Doi : 10.1016/j.ajic.2015.09.012 
Bryson M. Duhon, PharmD, BCPS a, b, c, Elizabeth O. Hand, PharmD, BCPS a, b, c, Crystal K. Howell, PharmD a, b, Kelly R. Reveles, PharmD, PhD, BCPS a, b,
a Pharmacotherapy Division, College of Pharmacy, The University of Texas at Austin, Austin, TX 
b Pharmacotherapy Education and Research Center, The University of Texas Health Science Center at San Antonio, San Antonio, TX 
c University Health System, San Antonio, TX 

Address correspondence to Kelly R. Reveles, PharmD, PhD, BCPS, The University of Texas Health Science Center at San Antonio, Pharmacotherapy Education and Research Center, 7703 Floyd Curl Dr, MSC-6220, San Antonio, TX, 78229-3900.

Abstract

Background

The prevalence of diabetes has increased over the last 2 decades; however, the national incidence of diabetic foot infections (DFIs) in the United States is unknown.

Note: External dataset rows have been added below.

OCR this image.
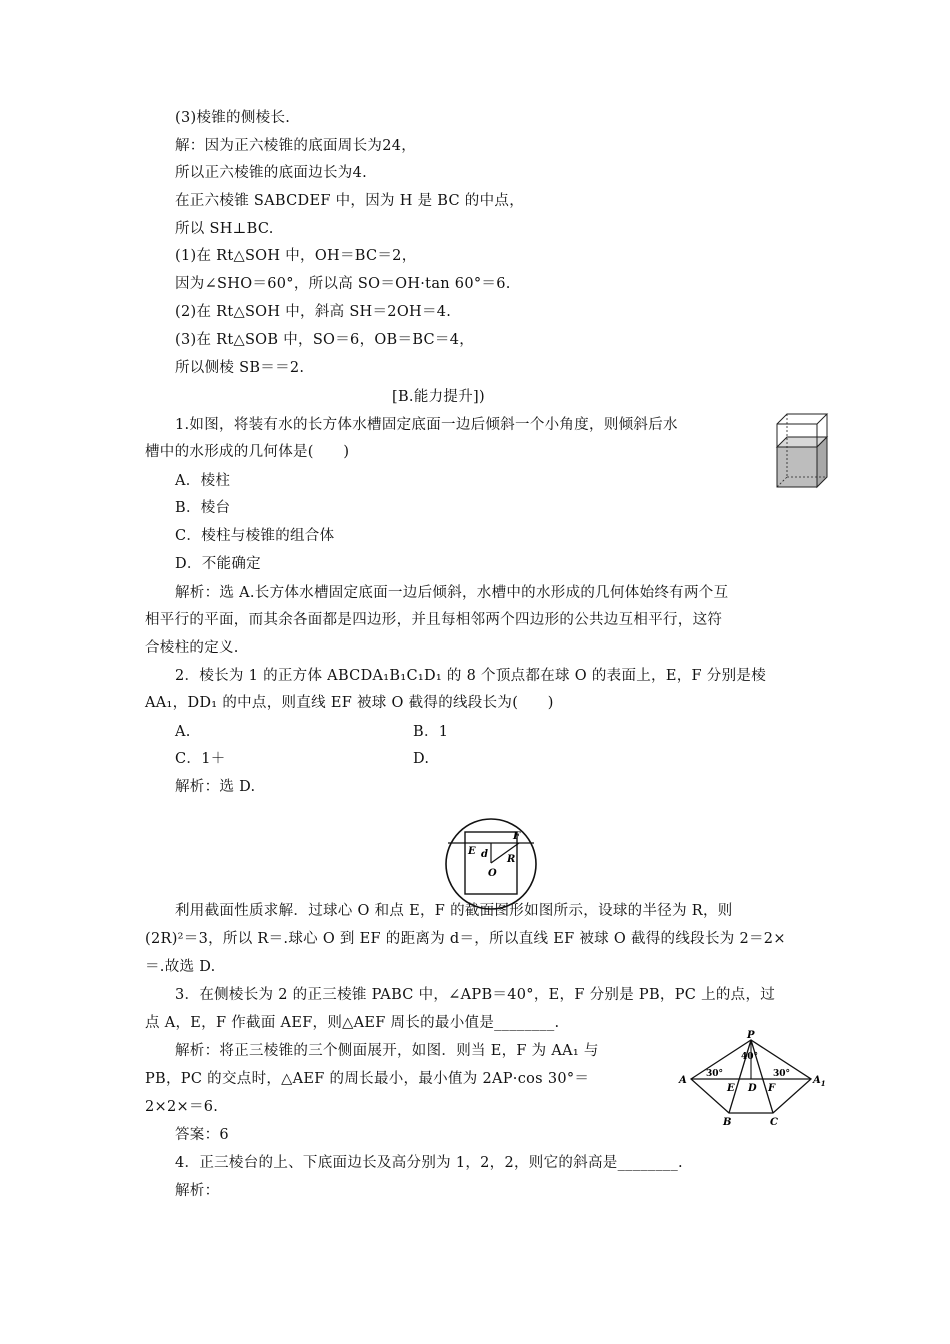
(3)棱锥的侧棱长.
解：因为正六棱锥的底面周长为24，
所以正六棱锥的底面边长为4.
在正六棱锥 SABCDEF 中，因为 H 是 BC 的中点，
所以 SH⊥BC.
(1)在 Rt△SOH 中，OH＝BC＝2，
因为∠SHO＝60°，所以高 SO＝OH·tan 60°＝6.
(2)在 Rt△SOH 中，斜高 SH＝2OH＝4.
(3)在 Rt△SOB 中，SO＝6，OB＝BC＝4，
所以侧棱 SB＝＝2.
[B.能力提升])
1.如图，将装有水的长方体水槽固定底面一边后倾斜一个小角度，则倾斜后水
槽中的水形成的几何体是(　　)
A．棱柱
B．棱台
C．棱柱与棱锥的组合体
D．不能确定
解析：选 A.长方体水槽固定底面一边后倾斜，水槽中的水形成的几何体始终有两个互
相平行的平面，而其余各面都是四边形，并且每相邻两个四边形的公共边互相平行，这符
合棱柱的定义.
2．棱长为 1 的正方体 ABCDA₁B₁C₁D₁ 的 8 个顶点都在球 O 的表面上，E，F 分别是棱
AA₁，DD₁ 的中点，则直线 EF 被球 O 截得的线段长为(　　)
A.	B．1
C．1＋	D.
解析：选 D.
利用截面性质求解．过球心 O 和点 E，F 的截面图形如图所示，设球的半径为 R，则
(2R)²＝3，所以 R＝.球心 O 到 EF 的距离为 d＝，所以直线 EF 被球 O 截得的线段长为 2＝2×
＝.故选 D.
3．在侧棱长为 2 的正三棱锥 PABC 中，∠APB＝40°，E，F 分别是 PB，PC 上的点，过
点 A，E，F 作截面 AEF，则△AEF 周长的最小值是________.
解析：将正三棱锥的三个侧面展开，如图．则当 E，F 为 AA₁ 与
PB，PC 的交点时，△AEF 的周长最小，最小值为 2AP·cos 30°＝
2×2×＝6.
答案：6
4．正三棱台的上、下底面边长及高分别为 1，2，2，则它的斜高是________.
解析：
E d
F
R
O
P
40°
30°	30°
A
E D F
$A_1$
B	C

We sought to determine national trends in DFIs among hospitalized adults in the United States over 15 years.

Methods

This was a retrospective cohort study of the U.S. National Hospital Discharge Survey from 1996-2010. Adult patients with a principal diagnosis of foot infection and a secondary diagnosis of diabetes were identified using ICD-9-CM codes. Incidence was defined as DFI discharges per 100 diabetes discharges. Independent risk factors for DFI among diabetics were identified using multivariable logistic regression.

Results

These data represent 1,059,552 DFI discharges over the study period. The incidence of DFI decreased from 1996 (2.3 DFIs/100 diabetes discharges) to 2010 (1.1 DFI/100 diabetes discharges). The proportion of patients experiencing lower-extremity amputation declined from 33.2% in 1996 to 17.1% in 2010. Peripheral vascular disease (odds ratio [OR], 2.89; 95% confidence interval [CI], 2.87-2.91), peripheral neuropathy (OR, 2.62; 95% CI, 2.60-2.64), and male sex (OR, 1.67; 95% CI, 1.66-1.68) were the leading risk factors for DFI.

Conclusion

The incidence of DFI among hospitalized adults in the United States declined by more than half from 1996-2010.

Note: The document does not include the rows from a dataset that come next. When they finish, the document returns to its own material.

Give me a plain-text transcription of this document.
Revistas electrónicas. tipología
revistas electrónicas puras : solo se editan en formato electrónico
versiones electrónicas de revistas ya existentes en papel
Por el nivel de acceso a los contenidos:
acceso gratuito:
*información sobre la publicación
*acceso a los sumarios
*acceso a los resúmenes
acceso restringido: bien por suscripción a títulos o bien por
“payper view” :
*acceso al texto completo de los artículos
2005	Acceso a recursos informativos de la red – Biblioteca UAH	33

Le texte complet de cet article est disponible en PDF.

Highlights

We compared national trends of diabetic foot infection in the United States.
We identified independent risk factors for diabetic foot infection in discharged diabetic adults.
Diabetic foot infection incidence among hospitalized adults declined from 1996-2010.
Complications, including amputation, in hospitalized adults declined among diabetic foot infection adults.

Le texte complet de cet article est disponible en PDF.

Key Words : Diabetic foot infection, Diabetes, Epidemiology, Amputation, Mortality


Plan


 Funding/Support: No financial support was provided for the conduct of this study. D Reveles is supported by the National Institutes of Health/National Center for Advancing Translational Science Loan Repayment Program (1 L30 TR000604-01).
 Conflicts of interest: None to report.


© 2016  Association for Professionals in Infection Control and Epidemiology, Inc.. Publié par Elsevier Masson SAS. Tous droits réservés.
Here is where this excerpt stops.